How can I make cancellation sound by using single frequency sound?

I haven’t experience to use javascript. But I want to demonstrate sound reduction or cancellation to high school students by using single frequency sound in class.
I’ve searched sound generator & detection code in website. Now I can find out frequency but I cannot make phase shifting sound to reduce sound.
Could you help me advices to make phase shifting sound to reduce sound?

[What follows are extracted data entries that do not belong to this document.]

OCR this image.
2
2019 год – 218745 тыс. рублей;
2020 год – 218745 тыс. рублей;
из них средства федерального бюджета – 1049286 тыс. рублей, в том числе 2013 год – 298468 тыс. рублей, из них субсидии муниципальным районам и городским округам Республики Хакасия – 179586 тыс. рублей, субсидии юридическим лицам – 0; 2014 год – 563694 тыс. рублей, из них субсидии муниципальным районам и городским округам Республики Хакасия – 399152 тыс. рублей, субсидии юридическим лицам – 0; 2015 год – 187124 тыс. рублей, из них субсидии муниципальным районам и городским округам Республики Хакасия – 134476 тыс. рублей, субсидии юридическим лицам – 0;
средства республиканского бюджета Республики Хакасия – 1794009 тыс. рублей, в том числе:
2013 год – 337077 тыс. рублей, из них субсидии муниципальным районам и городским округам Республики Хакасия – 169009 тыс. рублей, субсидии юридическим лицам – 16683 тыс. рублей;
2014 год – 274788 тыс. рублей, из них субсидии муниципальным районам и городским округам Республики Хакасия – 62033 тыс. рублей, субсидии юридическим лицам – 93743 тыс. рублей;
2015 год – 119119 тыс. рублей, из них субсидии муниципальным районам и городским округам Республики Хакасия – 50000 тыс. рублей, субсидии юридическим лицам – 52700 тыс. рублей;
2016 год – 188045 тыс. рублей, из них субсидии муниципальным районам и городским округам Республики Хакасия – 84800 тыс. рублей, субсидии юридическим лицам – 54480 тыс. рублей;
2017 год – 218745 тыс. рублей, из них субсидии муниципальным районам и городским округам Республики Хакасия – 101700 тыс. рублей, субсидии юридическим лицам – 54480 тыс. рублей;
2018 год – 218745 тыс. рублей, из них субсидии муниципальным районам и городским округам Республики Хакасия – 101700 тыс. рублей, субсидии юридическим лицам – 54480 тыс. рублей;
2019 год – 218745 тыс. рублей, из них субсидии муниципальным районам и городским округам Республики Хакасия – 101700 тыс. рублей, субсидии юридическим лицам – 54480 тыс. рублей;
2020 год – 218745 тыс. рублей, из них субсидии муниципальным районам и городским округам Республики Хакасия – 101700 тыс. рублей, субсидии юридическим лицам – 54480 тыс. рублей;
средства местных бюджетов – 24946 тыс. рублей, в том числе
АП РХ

//Single frequency sound generator
import javax.sound.sampled.AudioFormat;
import javax.sound.sampled.AudioSystem;
import javax.sound.sampled.LineUnavailableException;
import javax.sound.sampled.SourceDataLine;
public class MakeSound {
public static void main(String[] args) throws LineUnavailableException {
System.out.println("Generate Noise!");
byte[] buf = new byte[2];
int samplingsize = 44100;
AudioFormat af = new AudioFormat((float) samplingsize, 16, 1, true, false);
SourceDataLine sdl = AudioSystem.getSourceDataLine(af);
sdl.open();
sdl.start();
int duration = 500000; // noise generating duration [ms]

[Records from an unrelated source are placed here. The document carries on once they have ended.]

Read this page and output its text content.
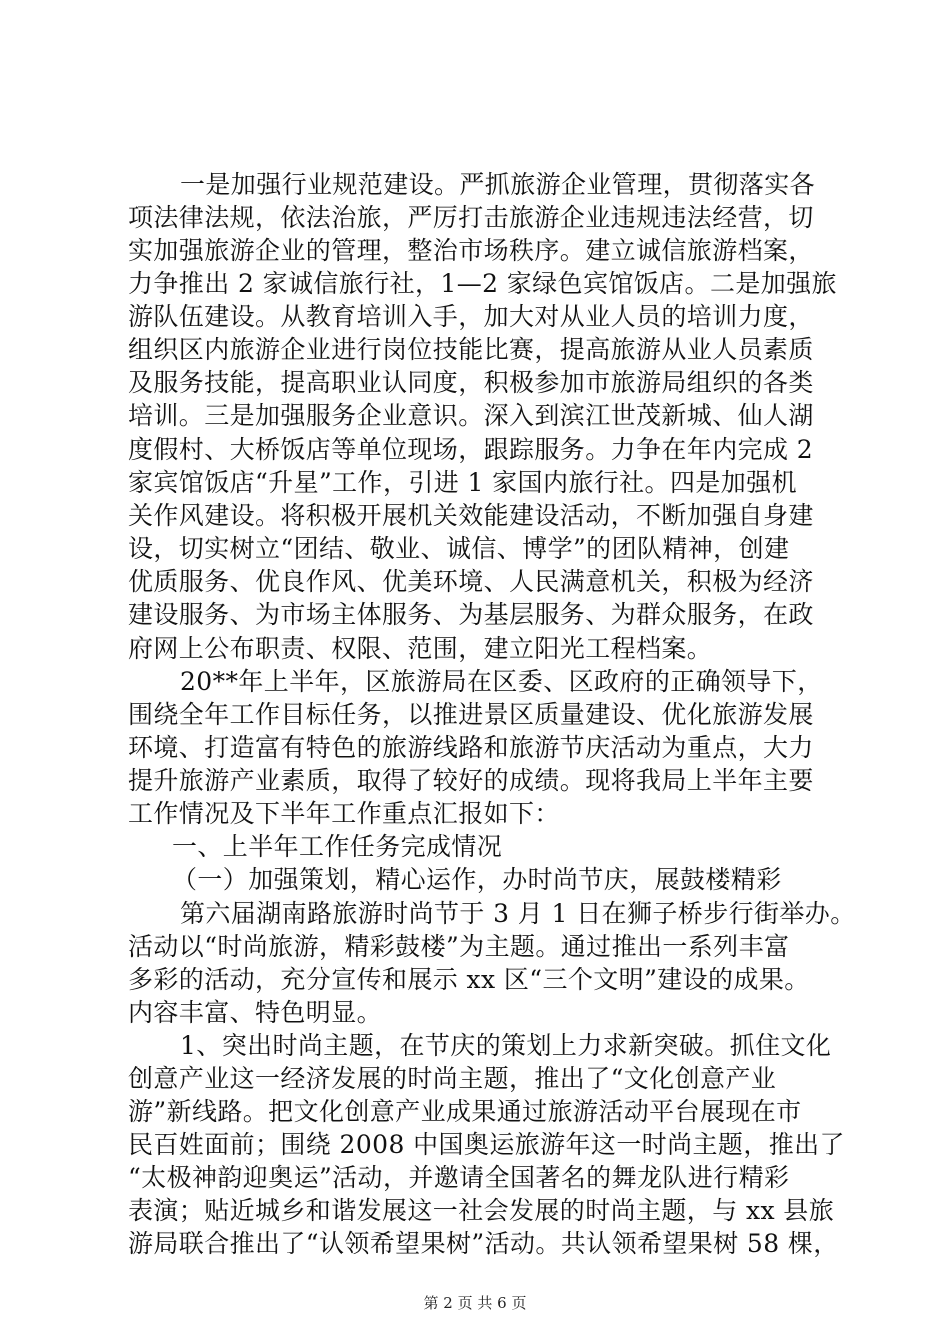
一是加强行业规范建设。严抓旅游企业管理，贯彻落实各
项法律法规，依法治旅，严厉打击旅游企业违规违法经营，切
实加强旅游企业的管理，整治市场秩序。建立诚信旅游档案，
力争推出 2 家诚信旅行社，1—2 家绿色宾馆饭店。二是加强旅
游队伍建设。从教育培训入手，加大对从业人员的培训力度，
组织区内旅游企业进行岗位技能比赛，提高旅游从业人员素质
及服务技能，提高职业认同度，积极参加市旅游局组织的各类
培训。三是加强服务企业意识。深入到滨江世茂新城、仙人湖
度假村、大桥饭店等单位现场，跟踪服务。力争在年内完成 2
家宾馆饭店“升星”工作，引进 1 家国内旅行社。四是加强机
关作风建设。将积极开展机关效能建设活动，不断加强自身建
设，切实树立“团结、敬业、诚信、博学”的团队精神，创建
优质服务、优良作风、优美环境、人民满意机关，积极为经济
建设服务、为市场主体服务、为基层服务、为群众服务，在政
府网上公布职责、权限、范围，建立阳光工程档案。
20**年上半年，区旅游局在区委、区政府的正确领导下，
围绕全年工作目标任务，以推进景区质量建设、优化旅游发展
环境、打造富有特色的旅游线路和旅游节庆活动为重点，大力
提升旅游产业素质，取得了较好的成绩。现将我局上半年主要
工作情况及下半年工作重点汇报如下：
一、上半年工作任务完成情况
（一）加强策划，精心运作，办时尚节庆，展鼓楼精彩
第六届湖南路旅游时尚节于 3 月 1 日在狮子桥步行街举办。
活动以“时尚旅游，精彩鼓楼”为主题。通过推出一系列丰富
多彩的活动，充分宣传和展示 xx 区“三个文明”建设的成果。
内容丰富、特色明显。
1、突出时尚主题，在节庆的策划上力求新突破。抓住文化
创意产业这一经济发展的时尚主题，推出了“文化创意产业
游”新线路。把文化创意产业成果通过旅游活动平台展现在市
民百姓面前；围绕 2008 中国奥运旅游年这一时尚主题，推出了
“太极神韵迎奥运”活动，并邀请全国著名的舞龙队进行精彩
表演；贴近城乡和谐发展这一社会发展的时尚主题，与 xx 县旅
游局联合推出了“认领希望果树”活动。共认领希望果树 58 棵，
第 2 页 共 6 页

int noise_frequency = 315; // noise frequency
System.out.println("Noise Frequency:"+noise_frequency+"Hz");
for (int i = 0; i < duration*(float) 44100/1000; i++) {
float numberOfSamplesToRepresentFullSin = (float) samplingsize / noise_frequency;
double angle = i / (numberOfSamplesToRepresentFullSin/ 2.0) * Math.PI;
short a = (short) (Math.sin(angle) * 32767); //32767 - max value for sample to take (-32767 to 32767)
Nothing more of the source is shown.